Ärzte sollen Apotheken selektieren Julia Pradel, 04.09.2014 10:49 Uhr
Das Sozialgericht Darmstadt hat die Ausschreibung für Zytostatika gekippt und auf die freie Apothekenwahl verwiesen. Doch in anderen Fällen ist die Wahlfreiheit der Patienten bereits seit langem vertraglich eingeschränkt: In Baden-Württemberg hat die AOK einen Selektivvertrag geschlossen, bei dem sich Patienten an einen Arzt und eine Apotheke binden müssen.
Der Vertrag gilt bereits seit Mai 2012. Er umfasst die ambulante Versorgung im Bereich der Intravitrealen operativen Medikamentenapplikation – also die Verabreichung von Medikamenten wie Avastin oder Lucentis in den Glaskörper von Patienten mit feuchter, altersabhängiger Makuladegeneration. Den Vertrag hat die Managementgesellschaft QMBW mit der AOK Baden-Württemberg sowie niedergelassenen Ärzten, medizinischen Versorgungszentren und Hochschulambulanzen geschlossen.
Obwohl die Apotheken an dem Vertrag nicht beteiligt sind, sind sie betroffen: Die Vertragspartner verpflichten sich, dass die Beschaffung von Rezepturarzneimitteln ausschließlich „über in einem gesonderten Vertrag eingebundene Apotheken“ erfolgt. Dieser Vertrag wird zwischen der AOK und einzelnen Apotheken abgeschlossen, inzwischen sind 26 Apotheken dabei.
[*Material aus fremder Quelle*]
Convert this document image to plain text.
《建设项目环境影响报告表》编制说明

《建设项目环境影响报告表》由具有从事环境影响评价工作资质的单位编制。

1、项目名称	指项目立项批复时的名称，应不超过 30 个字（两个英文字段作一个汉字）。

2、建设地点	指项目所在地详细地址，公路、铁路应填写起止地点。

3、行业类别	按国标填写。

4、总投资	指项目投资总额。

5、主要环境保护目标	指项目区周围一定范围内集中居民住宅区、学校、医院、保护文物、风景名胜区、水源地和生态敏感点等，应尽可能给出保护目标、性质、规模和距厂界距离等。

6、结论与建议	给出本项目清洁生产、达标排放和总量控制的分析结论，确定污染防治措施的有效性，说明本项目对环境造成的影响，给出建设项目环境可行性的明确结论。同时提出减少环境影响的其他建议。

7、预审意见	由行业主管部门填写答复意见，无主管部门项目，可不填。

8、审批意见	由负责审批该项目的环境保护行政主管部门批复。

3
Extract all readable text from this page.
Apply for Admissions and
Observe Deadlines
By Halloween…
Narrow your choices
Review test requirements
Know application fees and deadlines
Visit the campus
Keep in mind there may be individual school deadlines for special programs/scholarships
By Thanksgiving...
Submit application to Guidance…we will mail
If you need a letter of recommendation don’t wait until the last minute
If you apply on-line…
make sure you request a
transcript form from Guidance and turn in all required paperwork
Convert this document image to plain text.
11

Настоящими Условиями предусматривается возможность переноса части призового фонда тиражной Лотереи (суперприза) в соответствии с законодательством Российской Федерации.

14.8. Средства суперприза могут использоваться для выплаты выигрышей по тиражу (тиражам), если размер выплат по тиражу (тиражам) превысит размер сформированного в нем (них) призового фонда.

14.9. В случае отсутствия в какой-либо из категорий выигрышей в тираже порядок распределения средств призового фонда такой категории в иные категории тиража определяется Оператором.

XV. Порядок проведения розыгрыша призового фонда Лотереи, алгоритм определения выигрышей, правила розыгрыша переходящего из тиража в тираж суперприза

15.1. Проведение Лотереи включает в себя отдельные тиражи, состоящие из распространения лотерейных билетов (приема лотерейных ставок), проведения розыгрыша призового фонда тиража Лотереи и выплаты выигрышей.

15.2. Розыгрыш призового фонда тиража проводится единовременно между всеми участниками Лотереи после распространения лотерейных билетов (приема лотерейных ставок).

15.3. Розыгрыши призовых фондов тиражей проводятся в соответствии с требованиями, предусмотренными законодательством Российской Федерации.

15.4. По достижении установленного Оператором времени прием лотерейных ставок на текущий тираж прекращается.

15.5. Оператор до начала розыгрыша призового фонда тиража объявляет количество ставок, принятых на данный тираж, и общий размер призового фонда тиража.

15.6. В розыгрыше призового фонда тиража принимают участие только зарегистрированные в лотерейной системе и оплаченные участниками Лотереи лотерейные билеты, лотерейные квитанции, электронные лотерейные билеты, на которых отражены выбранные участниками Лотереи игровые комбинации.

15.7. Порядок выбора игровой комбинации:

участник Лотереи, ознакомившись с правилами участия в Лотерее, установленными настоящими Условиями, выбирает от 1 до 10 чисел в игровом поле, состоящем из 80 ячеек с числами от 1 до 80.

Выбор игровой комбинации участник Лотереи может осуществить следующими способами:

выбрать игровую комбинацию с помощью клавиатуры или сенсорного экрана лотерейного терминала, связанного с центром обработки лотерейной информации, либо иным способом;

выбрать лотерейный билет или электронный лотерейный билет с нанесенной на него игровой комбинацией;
Die dem Selektivvertrag beigetretenen Ärzte – rund 150 sind es inzwischen – verpflichten sich dazu, die Verordnung für Rezepturarzneimittel per Telefax an die teilnehmende Apotheke zu schicken. Zuvor muss der Versicherte eine Teilnahme- und Einwilligungserklärung unterzeichnen. So umgehen die Beteiligten das Zuweisungsverbot.
Die Apotheke muss innerhalb von 90 Minuten verbindlich mitteilen, ob sie den Auftrag ausführen kann. In diesem Fall muss die Abgabe innerhalb von 24 Stunden erfolgen. Spätestens bei der Abgabe der Rezepturen wird der Apotheke das Original der Verordnung übergeben.
Damit die Ärzte wissen, bei welchen Apotheken sie die Rezepturarzneimittel bestellen dürfen, stellt ihnen die Managementgesellschaft eine jeweils aktuelle Übersicht der teilnehmenden Apotheken bereit. Diese Liste erhält QMBW von der AOK.
Bestellen Ärzte die Arzneimittel in einer anderen Apotheke, drohen Strafen: „Wenn Rezepturarzneimittel verabreicht wurden, werden die ärztlichen Leistungen nur dann vergütet, wenn die Rezepturarzneimittel bei einer Apotheke bestellt wurden, die sich zur hochqualitativen Rezepturarzneimittelherstellung in einem Vertrag mit der AOK verpflichtet hat“, heißt es in dem Vertrag.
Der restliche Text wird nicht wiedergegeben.